Background: Jaundice is a relatively common finding in newborns and deficiency of pyruvate kinase (PK) in Emden Meyerhoff pathway of glycolysis in Erythrocytes can be one of the etiologic factors in its pathogenesis. It is responsible for hereditary non-spherocytic hemolytic anemia. In this study the prevalence of PK deficiency was determined in newborns with jaundice in East Azerbaijan province, Iran. Methods: In a five month period in 2014, among all the newborns admitted to the neonatal ward of Children's Hospital of Tabriz Medical University, those with non-conjugated hyperbilirubinemia were included in this study. Routine Lab. results were collected from hospital records. PK activity was determined by Coupled Enzyme Assay by using ELISA technique. Pyruvate kinase normal range was determined in 30 umbilical cord blood samples of healthy normal newborns. A reduction more than 60% of the mean normal value labeled as deficiency.

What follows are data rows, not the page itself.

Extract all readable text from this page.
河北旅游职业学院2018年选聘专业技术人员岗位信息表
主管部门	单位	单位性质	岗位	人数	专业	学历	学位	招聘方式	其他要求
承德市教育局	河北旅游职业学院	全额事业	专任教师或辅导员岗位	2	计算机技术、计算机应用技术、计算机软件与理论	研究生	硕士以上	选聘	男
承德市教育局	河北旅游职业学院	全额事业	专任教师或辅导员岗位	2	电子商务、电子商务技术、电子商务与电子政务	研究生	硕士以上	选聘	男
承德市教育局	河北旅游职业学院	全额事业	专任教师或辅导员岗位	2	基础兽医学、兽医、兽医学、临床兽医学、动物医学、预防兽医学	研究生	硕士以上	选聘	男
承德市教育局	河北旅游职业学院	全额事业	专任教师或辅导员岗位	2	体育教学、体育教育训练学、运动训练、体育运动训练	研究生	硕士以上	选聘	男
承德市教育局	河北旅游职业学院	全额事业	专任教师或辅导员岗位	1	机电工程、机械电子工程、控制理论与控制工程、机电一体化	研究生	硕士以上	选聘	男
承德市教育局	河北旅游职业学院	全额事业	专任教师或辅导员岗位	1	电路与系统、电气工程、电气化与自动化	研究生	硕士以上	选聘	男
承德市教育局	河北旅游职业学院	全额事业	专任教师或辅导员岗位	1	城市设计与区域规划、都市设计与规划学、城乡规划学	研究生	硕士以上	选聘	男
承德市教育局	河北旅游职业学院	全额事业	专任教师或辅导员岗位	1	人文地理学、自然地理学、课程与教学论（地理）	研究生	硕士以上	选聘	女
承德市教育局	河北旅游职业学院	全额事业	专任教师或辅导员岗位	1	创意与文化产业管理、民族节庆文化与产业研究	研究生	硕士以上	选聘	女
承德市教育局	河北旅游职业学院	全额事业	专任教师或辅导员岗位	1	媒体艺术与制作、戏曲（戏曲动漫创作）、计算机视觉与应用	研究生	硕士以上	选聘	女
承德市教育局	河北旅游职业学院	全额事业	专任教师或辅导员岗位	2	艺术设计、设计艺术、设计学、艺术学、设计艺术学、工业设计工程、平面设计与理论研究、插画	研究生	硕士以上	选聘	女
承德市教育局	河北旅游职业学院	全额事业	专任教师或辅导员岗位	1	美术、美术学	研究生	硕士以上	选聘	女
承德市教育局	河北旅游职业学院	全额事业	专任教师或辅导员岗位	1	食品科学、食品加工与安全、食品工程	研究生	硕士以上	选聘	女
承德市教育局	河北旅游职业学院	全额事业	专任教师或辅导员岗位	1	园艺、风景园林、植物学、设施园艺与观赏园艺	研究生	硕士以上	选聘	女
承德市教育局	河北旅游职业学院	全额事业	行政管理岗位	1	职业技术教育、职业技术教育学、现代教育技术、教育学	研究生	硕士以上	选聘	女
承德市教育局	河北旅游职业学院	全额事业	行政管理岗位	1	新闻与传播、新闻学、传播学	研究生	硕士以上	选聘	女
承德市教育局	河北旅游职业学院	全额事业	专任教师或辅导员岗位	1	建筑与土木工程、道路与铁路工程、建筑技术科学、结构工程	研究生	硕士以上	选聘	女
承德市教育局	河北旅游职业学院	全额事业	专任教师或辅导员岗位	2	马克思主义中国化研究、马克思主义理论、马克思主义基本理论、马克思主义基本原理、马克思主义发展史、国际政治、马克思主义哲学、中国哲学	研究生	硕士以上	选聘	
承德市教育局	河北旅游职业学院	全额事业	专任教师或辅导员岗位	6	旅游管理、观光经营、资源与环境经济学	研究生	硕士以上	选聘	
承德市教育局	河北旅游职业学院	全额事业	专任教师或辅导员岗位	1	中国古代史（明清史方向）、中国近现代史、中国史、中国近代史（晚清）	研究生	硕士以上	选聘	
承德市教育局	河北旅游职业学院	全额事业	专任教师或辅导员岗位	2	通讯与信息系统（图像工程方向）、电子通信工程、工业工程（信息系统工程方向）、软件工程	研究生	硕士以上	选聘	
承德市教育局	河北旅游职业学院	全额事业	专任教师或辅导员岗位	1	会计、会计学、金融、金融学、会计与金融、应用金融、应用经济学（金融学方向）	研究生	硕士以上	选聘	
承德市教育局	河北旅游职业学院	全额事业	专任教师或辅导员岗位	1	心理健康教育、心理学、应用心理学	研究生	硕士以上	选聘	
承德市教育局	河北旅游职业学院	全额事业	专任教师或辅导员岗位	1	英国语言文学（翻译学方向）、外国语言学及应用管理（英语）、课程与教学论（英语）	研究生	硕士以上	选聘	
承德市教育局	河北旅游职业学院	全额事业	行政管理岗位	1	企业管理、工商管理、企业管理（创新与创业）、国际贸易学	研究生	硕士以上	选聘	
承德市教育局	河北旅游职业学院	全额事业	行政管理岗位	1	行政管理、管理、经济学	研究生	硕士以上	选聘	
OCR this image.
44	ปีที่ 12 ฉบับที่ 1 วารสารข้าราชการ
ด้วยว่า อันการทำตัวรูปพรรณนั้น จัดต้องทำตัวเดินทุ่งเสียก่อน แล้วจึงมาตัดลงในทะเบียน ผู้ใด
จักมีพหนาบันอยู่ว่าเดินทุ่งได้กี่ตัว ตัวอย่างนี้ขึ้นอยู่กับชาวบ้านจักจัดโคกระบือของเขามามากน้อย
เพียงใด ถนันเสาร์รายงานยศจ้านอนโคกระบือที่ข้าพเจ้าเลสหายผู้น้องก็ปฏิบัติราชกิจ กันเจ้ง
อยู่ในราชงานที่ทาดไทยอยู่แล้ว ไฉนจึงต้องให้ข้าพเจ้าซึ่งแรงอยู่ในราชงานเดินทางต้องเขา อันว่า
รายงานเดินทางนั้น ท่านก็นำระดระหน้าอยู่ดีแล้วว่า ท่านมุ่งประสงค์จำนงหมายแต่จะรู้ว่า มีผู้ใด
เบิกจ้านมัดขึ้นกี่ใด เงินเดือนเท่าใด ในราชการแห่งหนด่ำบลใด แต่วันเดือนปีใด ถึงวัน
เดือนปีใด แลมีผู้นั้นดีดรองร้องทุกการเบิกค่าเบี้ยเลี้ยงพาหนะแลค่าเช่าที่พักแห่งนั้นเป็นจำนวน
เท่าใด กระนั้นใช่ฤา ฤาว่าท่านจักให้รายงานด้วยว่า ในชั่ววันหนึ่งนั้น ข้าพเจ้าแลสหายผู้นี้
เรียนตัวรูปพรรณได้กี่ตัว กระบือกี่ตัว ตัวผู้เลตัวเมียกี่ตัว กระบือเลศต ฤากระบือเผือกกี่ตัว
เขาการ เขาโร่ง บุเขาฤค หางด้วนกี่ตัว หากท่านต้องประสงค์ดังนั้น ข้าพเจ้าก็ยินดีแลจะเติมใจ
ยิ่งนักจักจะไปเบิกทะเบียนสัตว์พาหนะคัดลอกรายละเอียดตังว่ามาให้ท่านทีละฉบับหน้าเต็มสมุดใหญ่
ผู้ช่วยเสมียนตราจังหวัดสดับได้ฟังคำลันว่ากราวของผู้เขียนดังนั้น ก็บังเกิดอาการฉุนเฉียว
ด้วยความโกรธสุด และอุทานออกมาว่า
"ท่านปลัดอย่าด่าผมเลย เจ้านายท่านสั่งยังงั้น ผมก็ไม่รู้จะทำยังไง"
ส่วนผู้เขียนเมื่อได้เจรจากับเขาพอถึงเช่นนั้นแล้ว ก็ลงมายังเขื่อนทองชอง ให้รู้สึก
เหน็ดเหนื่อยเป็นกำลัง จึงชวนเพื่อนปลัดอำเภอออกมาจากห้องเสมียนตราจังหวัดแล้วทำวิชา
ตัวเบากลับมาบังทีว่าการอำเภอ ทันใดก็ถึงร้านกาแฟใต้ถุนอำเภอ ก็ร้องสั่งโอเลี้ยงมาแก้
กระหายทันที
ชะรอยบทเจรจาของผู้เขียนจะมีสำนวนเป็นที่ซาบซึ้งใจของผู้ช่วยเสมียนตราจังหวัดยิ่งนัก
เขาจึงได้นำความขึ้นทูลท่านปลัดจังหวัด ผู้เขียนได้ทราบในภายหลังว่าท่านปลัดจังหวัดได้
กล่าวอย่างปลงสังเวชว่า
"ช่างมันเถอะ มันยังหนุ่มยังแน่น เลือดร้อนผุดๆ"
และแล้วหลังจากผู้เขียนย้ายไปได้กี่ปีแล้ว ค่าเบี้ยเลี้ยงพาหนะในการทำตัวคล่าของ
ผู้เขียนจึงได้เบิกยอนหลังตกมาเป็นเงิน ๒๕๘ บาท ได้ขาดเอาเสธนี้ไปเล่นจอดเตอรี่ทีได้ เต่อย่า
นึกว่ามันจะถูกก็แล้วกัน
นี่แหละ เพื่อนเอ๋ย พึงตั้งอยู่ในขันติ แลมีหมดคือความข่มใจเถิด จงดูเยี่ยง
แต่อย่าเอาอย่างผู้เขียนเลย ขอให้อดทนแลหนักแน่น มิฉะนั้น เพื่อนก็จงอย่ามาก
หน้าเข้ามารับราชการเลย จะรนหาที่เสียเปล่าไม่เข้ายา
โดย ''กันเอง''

Common PK-LR gene mutations were studied by PCR-RFLP method Results: Two hundred neonates with indirect hyperbillirubinemia, out of a total 1750 admitted newborns were included. Lab. normal mean and range of PK activities were detected as 4.1 and 3.52-8.45 mili-unit/ml (mU/ml) respectively. In 32 out of 200 (16%) of jaundiced neonates, a decrease in PK activity was detected (mean 1.98± 0.24mU/ ml).Meanwhile only 4 out of 200 neonates (2%) were G6PD deficient. Sixteen out of 32 PK deficient patients (50%) were heterozygous for G1529A PK-LR gene mutation, while the G1168A mutation was not detected in our patients. Conclusion: A relatively high prevalence of PK deficiency was found in our newborns with jaundice in East Azerbaijan province, Iran. So PK deficiency should be considered in the differential diagnosis of newborns with jaundice. Further detailed molecular studies are recommended.